Liturgi yang kita selenggarakan sekarang ini memiliki tradisi panjang. Tradisi ini bergerak bersama dan seiring dengan unsur-unsur kebudayaan lain, seperti seni musik, seni lukis dan seni teologi bangunan. Dalam sejarah, unsur teologi liturgi dan seni arsitektur serta unsur-unsur kebudayaan lain, satu sama lain saling mempegaruhi. Wajak dan karakter gedung gereja yang memancar mengemuka adalah hasil interaksi dengan kebudayaan pada masanya. Sebagus dan seindah apa pun gereja di Eropa, ia tidak tepat bagitu saja ditiru untuk Gereja Indonesia, karena Gereja Indonesia memiliki pergumulan sosial-kebudayaan yang khas.

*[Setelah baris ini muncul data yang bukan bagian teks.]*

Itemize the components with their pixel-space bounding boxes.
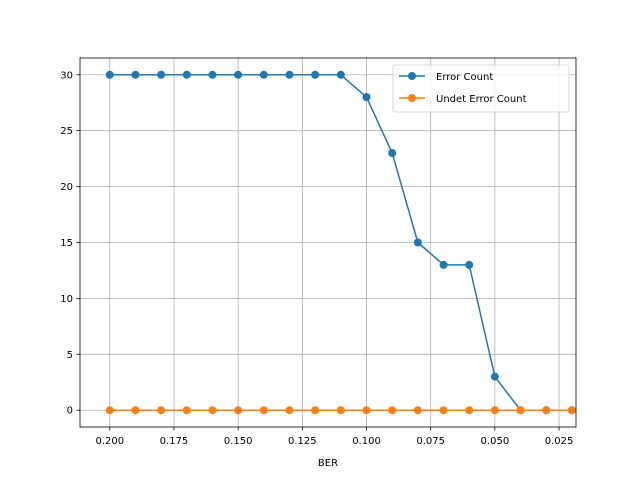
data-point	[208, 70, 217, 79]
data-point	[259, 70, 268, 79]
data-point	[182, 406, 191, 415]
legend-box	[392, 64, 570, 113]
data-point	[516, 406, 525, 415]
data-point	[208, 406, 217, 415]
data-point	[105, 70, 114, 79]
data-point	[490, 406, 499, 415]
data-point	[567, 406, 576, 415]
legend-swatch-marker	[408, 94, 416, 102]
data-point	[465, 260, 474, 269]
data-point	[413, 238, 422, 247]
y-tick-label: 0	[67, 406, 73, 417]
data-point	[131, 70, 140, 79]
grid	[80, 58, 576, 427]
legend-label: Undet Error Count	[436, 94, 527, 105]
data-point	[259, 406, 268, 415]
legend-label: Error Count	[436, 72, 493, 83]
x-tick-label: 0.100	[352, 436, 381, 447]
data-point	[388, 406, 397, 415]
data-point	[105, 406, 114, 415]
data-point	[311, 70, 320, 79]
y-axis-ticks: 0 5 10 15 20 25 30	[60, 70, 80, 417]
y-tick-label: 10	[60, 294, 73, 305]
y-tick-label: 30	[60, 70, 73, 81]
data-point	[465, 406, 474, 415]
data-point	[234, 406, 243, 415]
data-point	[182, 70, 191, 79]
data-point	[336, 70, 345, 79]
x-tick-label: 0.075	[416, 436, 445, 447]
data-point	[311, 406, 320, 415]
data-point	[157, 406, 166, 415]
legend-item: Undet Error Count	[399, 94, 527, 105]
y-tick-label: 20	[60, 182, 73, 193]
data-point	[439, 406, 448, 415]
data-point	[285, 406, 294, 415]
x-axis-label: BER	[318, 458, 338, 469]
data-point	[157, 70, 166, 79]
x-tick-label: 0.200	[95, 436, 124, 447]
data-point	[285, 70, 294, 79]
series-2	[105, 406, 576, 415]
data-point	[490, 372, 499, 381]
x-tick-label: 0.150	[224, 436, 253, 447]
legend-swatch-marker	[408, 72, 416, 80]
data-point	[336, 406, 345, 415]
data-point	[413, 406, 422, 415]
x-tick-label: 0.175	[160, 436, 189, 447]
data-point	[234, 70, 243, 79]
legend-item: Error Count	[399, 72, 493, 83]
y-tick-label: 5	[67, 350, 73, 361]
legend: Error Count Undet Error Count	[392, 64, 570, 113]
data-point	[439, 260, 448, 269]
data-point	[542, 406, 551, 415]
data-point	[131, 406, 140, 415]
x-axis-ticks: 0.200 0.175 0.150 0.125 0.100 0.075 0.050 0.025	[95, 427, 573, 447]
x-tick-label: 0.025	[545, 436, 574, 447]
data-point	[388, 149, 397, 158]
x-tick-label: 0.050	[481, 436, 510, 447]
x-tick-label: 0.125	[288, 436, 317, 447]
series-layer	[105, 70, 576, 415]
y-tick-label: 25	[60, 126, 73, 137]
data-point	[362, 406, 371, 415]
data-point	[362, 93, 371, 102]
y-tick-label: 15	[60, 238, 73, 249]
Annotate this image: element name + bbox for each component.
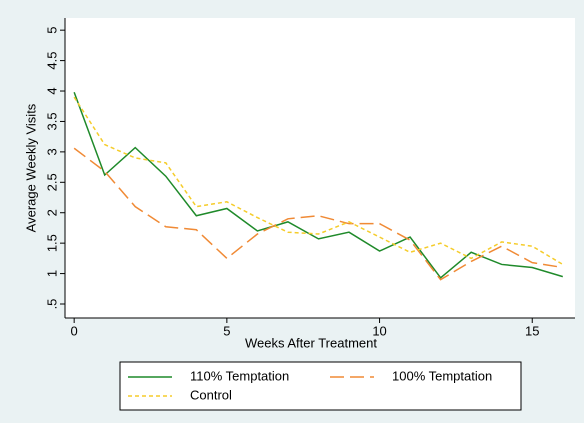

Meski demikian, kita yang tinggal di Indonesia memang harus tetap terbuka belajar dari filosofi dan teologi gereja tua yang mendahului ini.
Berbicara tentang gedung dan arsitektura gereja tekadang kita menghadapi prinsip pragmatis ini: "Bentuk mengikuti fungsi". Kalau kita mempunyai banyak umat, maka bentuk aula dan kursi seperti di warung bakso adalah pilihan terbaik. Simbol dan keindahan tidak penting, yang dibutuhkan muat banyak. Sudah tentu, para teolog dan budayawan tidak setuju dengan prinsip "bentuk mengikuti fungsi" ini. Terlebih, bila prinsip ini diberlakukan secara mutlak.
Manusia adalah makhluk religius. Sudut-sudut yang paling dalam dan paling tersembunyi dalam diri manusia berisi napas kerinduan pada Yang Ilahi. Gedung gereja, dengan demikian, harus sedemikian rupa dibangun untuk mendekatkan bahkan menyatukan manusia dengan Yang Ilahi.
Teologi ruang dan teologi batu di atas menjelaskan setiap sudut dan material dengan kaidah-kaidah spiritual dan liturgi. Ia mengolah keharmonisan antara keindahan ruang dan alasan tujuan mengapa gedung gereja ada. Teologi ini juga menguraikan bagaimana simbol-simbol di dalam gedung itu berfungsi dan berbicara kepada
orang-orang beriman yang berkunjung di dalamnya. Di zaman klasik, imam yang memimpin liturgi berkotbah sambil memanfaakan gambar-gambar suci yang di lukis di dalam gedung gereja.
Terlepas dari semuanya itu, gedung gereja yang menonjolkan kekenesan juga tidak akan mendukung umat. Kekenesan tersebut tampak antara lain ketika gereja penuh dengan simbol dan pernak-pernik yang membuat umat merasa asing. Megah dan berpendar-pendar, tetapi umat tidak merasa nyaman dan dekat dengan Tuhan.
Membangun gedung gereja harus menghadapi berbagai dilema tersebut di atas.